Malgré mon manque d'enthousiasme, je descendis. Je devais manger sinon j'allais crever de faim avant de crever de désespoir.

L'organisation était encore nouvelle pour moi, mais je suivais le mouvement sans soucis. On faisait tous la même chose de toute façon. En file indienne, on prend un plateau, on tend le plateau, on récupère le plateau, on part s'installer à une table. Super.

Ce matin, c'était jus d'orange, pain et petit socle en plastique qui contenait de la confiture. À la couleur, j'aurais dit fraise.
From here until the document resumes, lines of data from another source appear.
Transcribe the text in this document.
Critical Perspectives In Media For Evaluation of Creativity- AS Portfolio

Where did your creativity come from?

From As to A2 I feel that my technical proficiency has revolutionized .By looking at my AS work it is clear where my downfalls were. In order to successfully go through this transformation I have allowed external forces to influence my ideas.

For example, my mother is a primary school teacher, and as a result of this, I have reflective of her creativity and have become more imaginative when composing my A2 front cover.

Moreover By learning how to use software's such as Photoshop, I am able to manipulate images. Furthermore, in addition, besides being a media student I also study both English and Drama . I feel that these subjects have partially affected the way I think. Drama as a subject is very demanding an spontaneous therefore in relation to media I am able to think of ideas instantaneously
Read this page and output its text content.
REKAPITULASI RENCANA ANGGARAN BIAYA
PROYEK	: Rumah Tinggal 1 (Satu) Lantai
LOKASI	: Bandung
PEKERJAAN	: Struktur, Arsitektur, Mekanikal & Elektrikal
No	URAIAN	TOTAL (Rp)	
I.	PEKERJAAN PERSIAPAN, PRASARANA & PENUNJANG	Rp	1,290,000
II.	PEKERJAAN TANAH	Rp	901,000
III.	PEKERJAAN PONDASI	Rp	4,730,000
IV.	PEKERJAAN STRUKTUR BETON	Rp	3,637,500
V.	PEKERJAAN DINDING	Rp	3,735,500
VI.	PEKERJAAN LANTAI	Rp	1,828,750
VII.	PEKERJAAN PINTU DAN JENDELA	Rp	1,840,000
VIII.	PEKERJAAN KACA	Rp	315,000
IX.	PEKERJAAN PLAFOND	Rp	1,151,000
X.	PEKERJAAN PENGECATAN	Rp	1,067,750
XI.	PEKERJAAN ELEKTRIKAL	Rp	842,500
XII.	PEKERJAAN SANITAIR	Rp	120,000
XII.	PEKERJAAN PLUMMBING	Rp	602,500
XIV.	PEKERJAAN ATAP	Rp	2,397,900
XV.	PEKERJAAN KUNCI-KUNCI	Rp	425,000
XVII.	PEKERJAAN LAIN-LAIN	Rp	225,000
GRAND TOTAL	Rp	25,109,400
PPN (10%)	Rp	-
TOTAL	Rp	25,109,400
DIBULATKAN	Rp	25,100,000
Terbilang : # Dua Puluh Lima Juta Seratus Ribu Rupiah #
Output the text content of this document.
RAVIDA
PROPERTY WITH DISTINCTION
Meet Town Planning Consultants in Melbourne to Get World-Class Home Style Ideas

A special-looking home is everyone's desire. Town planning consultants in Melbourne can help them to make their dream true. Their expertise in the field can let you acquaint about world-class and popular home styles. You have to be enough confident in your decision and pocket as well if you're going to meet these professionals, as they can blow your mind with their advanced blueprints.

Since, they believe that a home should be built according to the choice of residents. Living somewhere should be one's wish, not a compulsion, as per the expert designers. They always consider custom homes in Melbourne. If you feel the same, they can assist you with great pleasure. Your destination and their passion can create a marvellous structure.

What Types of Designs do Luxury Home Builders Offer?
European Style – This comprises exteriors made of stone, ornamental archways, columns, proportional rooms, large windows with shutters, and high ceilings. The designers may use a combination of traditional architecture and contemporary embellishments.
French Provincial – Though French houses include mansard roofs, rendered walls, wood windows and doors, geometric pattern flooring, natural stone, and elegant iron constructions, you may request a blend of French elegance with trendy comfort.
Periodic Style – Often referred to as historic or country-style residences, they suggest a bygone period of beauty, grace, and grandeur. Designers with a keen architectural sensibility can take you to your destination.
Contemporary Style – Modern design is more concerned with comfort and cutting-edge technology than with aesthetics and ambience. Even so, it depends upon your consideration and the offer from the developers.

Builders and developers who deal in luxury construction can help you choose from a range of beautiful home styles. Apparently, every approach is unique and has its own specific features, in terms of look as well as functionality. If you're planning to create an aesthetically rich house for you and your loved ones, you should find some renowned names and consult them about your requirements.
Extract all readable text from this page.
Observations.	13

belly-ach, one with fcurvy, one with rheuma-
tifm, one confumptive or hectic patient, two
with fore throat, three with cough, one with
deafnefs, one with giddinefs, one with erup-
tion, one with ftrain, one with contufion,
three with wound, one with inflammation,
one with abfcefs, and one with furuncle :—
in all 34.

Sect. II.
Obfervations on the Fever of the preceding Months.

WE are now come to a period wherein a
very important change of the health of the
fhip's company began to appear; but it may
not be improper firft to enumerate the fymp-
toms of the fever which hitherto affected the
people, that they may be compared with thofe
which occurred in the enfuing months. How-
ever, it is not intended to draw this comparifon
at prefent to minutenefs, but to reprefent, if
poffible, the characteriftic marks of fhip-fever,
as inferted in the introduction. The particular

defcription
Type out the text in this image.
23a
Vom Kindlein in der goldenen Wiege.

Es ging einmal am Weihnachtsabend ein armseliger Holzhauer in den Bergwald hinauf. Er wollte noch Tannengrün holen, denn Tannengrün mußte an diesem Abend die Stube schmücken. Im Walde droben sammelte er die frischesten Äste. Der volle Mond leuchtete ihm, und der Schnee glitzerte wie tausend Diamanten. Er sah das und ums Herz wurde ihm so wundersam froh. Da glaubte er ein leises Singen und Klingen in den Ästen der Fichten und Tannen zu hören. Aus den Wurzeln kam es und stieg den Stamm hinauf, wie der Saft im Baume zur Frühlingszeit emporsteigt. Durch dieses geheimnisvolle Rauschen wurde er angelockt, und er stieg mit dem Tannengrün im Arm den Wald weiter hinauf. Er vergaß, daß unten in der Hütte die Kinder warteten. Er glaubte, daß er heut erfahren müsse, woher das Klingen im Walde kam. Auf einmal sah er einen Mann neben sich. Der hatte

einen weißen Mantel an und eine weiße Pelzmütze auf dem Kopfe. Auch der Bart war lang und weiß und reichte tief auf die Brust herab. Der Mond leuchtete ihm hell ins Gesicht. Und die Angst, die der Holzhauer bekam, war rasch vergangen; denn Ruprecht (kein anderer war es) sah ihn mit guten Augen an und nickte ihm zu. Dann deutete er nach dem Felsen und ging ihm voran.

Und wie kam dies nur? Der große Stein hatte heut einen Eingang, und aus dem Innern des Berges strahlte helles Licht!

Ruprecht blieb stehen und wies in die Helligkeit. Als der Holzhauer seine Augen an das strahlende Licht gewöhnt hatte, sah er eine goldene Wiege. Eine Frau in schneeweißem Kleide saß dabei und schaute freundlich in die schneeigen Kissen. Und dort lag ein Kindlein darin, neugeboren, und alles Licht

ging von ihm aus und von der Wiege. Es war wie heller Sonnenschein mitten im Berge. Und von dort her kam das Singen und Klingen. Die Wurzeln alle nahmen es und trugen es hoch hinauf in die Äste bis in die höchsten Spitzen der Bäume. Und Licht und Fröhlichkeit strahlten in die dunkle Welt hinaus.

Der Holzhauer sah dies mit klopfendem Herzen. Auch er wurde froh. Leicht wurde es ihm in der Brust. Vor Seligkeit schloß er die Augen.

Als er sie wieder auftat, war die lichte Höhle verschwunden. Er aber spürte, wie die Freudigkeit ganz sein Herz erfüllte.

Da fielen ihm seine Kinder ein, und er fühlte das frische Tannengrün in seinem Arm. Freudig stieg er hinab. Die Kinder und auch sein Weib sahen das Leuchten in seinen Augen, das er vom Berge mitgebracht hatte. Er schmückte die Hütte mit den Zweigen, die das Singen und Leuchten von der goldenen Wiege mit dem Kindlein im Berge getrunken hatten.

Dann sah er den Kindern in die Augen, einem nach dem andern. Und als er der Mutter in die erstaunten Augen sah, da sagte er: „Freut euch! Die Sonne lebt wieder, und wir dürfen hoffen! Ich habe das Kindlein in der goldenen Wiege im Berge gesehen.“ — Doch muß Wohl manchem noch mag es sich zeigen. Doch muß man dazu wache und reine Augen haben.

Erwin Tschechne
À l'odeur, j'aurais dit «ouverte depuis trop longtemps». Je l'ai mise de côté.

Robin et Élie s'installèrent alors à ma table.

  – Tu devrais y goûter, au moins, c'est insultant pour ceux qui l'ont préparée ! me gronda Robin.

  – Insultant, répéta Élie.

  – C'est immangeable ! rouspétai-je.

Robin me regarda d'un air curieux.

  – Où était ta demeure ?

  – De quoi ?

  – Insultant, souffla Élie.

  – Où vivais-tu, avant d'entrer ici ?

Je me crus obligée de répondre, mais peut-être pas ce qu'il souhaitait. Ma vie n'était pas passionnante.

  – Dans les étoiles, ai-je souri.

  – C'est un beau monde, là-bas, a dit Élie.

  – Et toi ? demandai-je à Robin.

Il réfléchit un instant, puis sourit.

  – Nulle part, et partout à la fois ! Mais surtout nulle part, a-t-il ajouté.

Élie éclata de rire. J'esquissais l'ombre d'un sourire. Cette conversation me paraissait tellement banale. Ce n'était pas digne d'un asile, enfin celui-là en particulier.

  – C'est bien, nulle part, tu peux aller partout comme ça, ai-je dit.

  – Dans les étoiles ? a demandé Élie.

  – Oui, là-bas aussi, répondit Robin.

  – Dans les étoiles, a susurré Élie.

On a tous souri. On aurait pu rester aussi normal toute la journée, si un brutal retour à la réalité ne nous avait pas remis les pieds dans l'asile. Un cri, en premier lieu, puis un homme qui courrait dans tous les sens en pestant contre je-ne-sais-quoi. Les infirmiers durent lui courir après et presque lui sauter dessus pour l'arrêter.